In order to educate children on emotions, you need to try putting yourself in their shoes under their circumstances. Being empathetic means accepting their emotions. At the same time, you need to teach them some alternatives for channeling them into desirable behaviors. You should teach them this so they don’t engage in the immediate impulsive actions their emotions drive them to take.

Fourth step

At this point, we’re ready to learn how to regulate emotions. You can’t stop emotions, but you can manage the behavior that the interior dialogue they create produces. In order to manage behavior, you have to know how to distinguish between behavior and emotion.

Emotion is what you feel and behavior is what you do. Feeling angry doesn’t justify hurting someone else. You have to teach children that between emotion and action, there’s a margin where your conscience can make a decision. They’ll have to work on strengthening this margin.

Continuing with the example of anger, you can teach children relaxation exercises. Alternatively, you can teach them polite ways of correcting someone else’s behavior so they don’t hurt them again.

An emotional expert can recognize different emotions in others.

Fifth step

Reflecting on things is a mental action that makes us human. In order to become an emotional expert, you have to learn to do this. Reflecting on the emotions you feel, as well as those sensations, thoughts, and behaviors that they produce, is the fifth step.

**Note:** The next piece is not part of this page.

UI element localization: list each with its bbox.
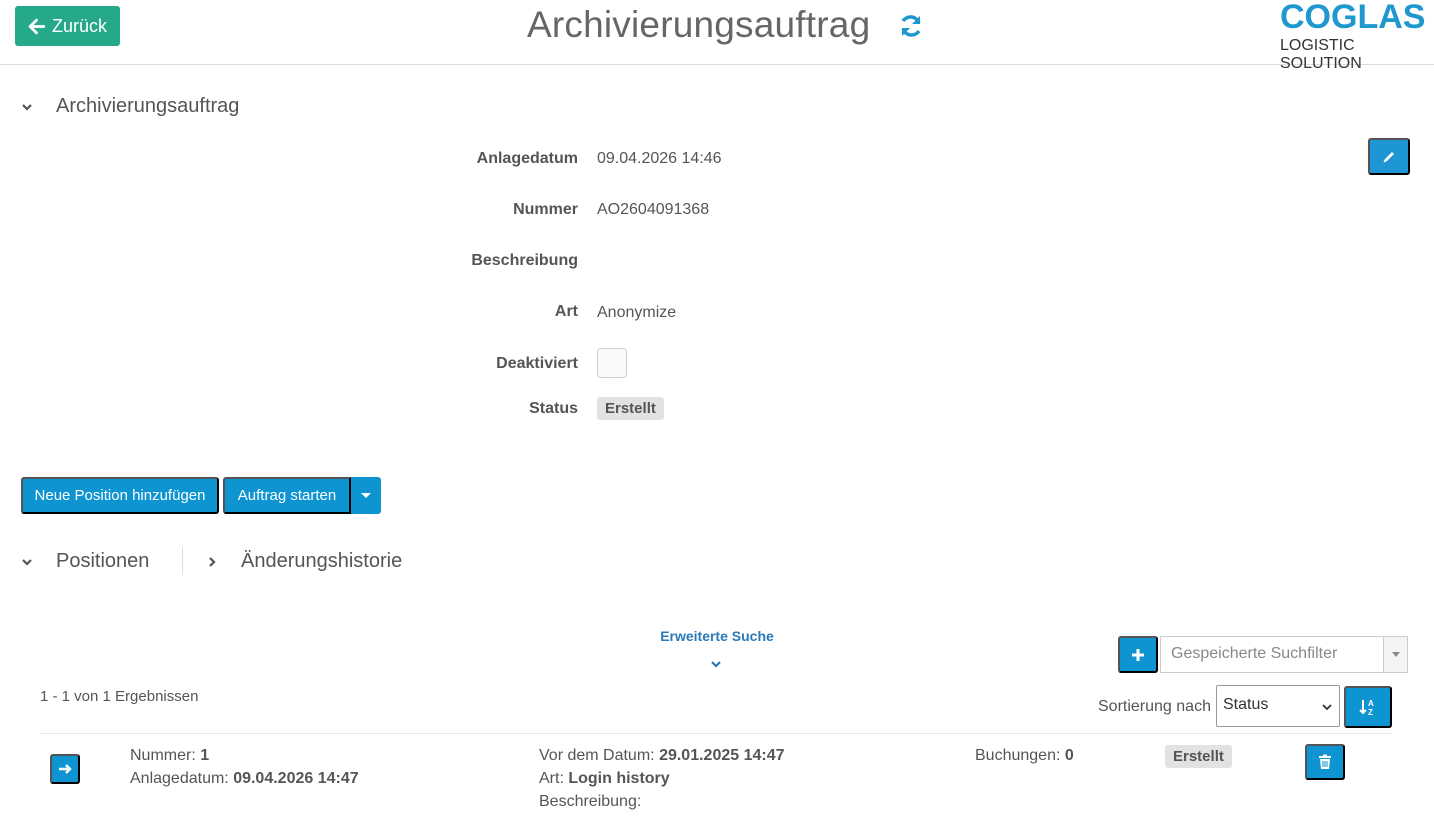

Helping children to step back and think about what’s going on will help them get to know their emotions better. This will also allow them to regulate those feelings more easily.

Sixth step

Continuing on our path to becoming emotional experts, we have to understand that some emotions aren’t appropriate for certain situations. For example, if you get a scholarship but your friend doesn’t, expressing your joy isn’t appropriate right when she tells you she didn’t get it.

You have to use empathy to detect emotions in others. If your emotions are different from theirs, you should adapt your conduct to the situation. That’s why you have to teach children some effective ways of managing their emotions. This goes for the negative ones most of all.

Seventh step

The final step consists of establishing a story of what happened. This step involves making sense of emotions or explaining what just happened. If a little girl has a nightmare and wakes up screaming and crying, you have to tell her that she just had a nasty nightmare. You also have to tell her she cried because she felt scared. It’s essential for the little girl to understand that her nightmare doesn’t have to affect her current reality.

Turning a child into an emotional expert isn’t easy. You have to devote time to the task. You must also maintain a high level of empathy and patience. Nevertheless, you have to keep in mind that when you teach your children to manage emotions, you’re contributing to a better future for them. You’re giving them resources so that they can later avoid confrontations and establish better interpersonal relationships.


This text is provided for informational purposes only and does not replace consultation with a professional. If in doubt, consult your specialist.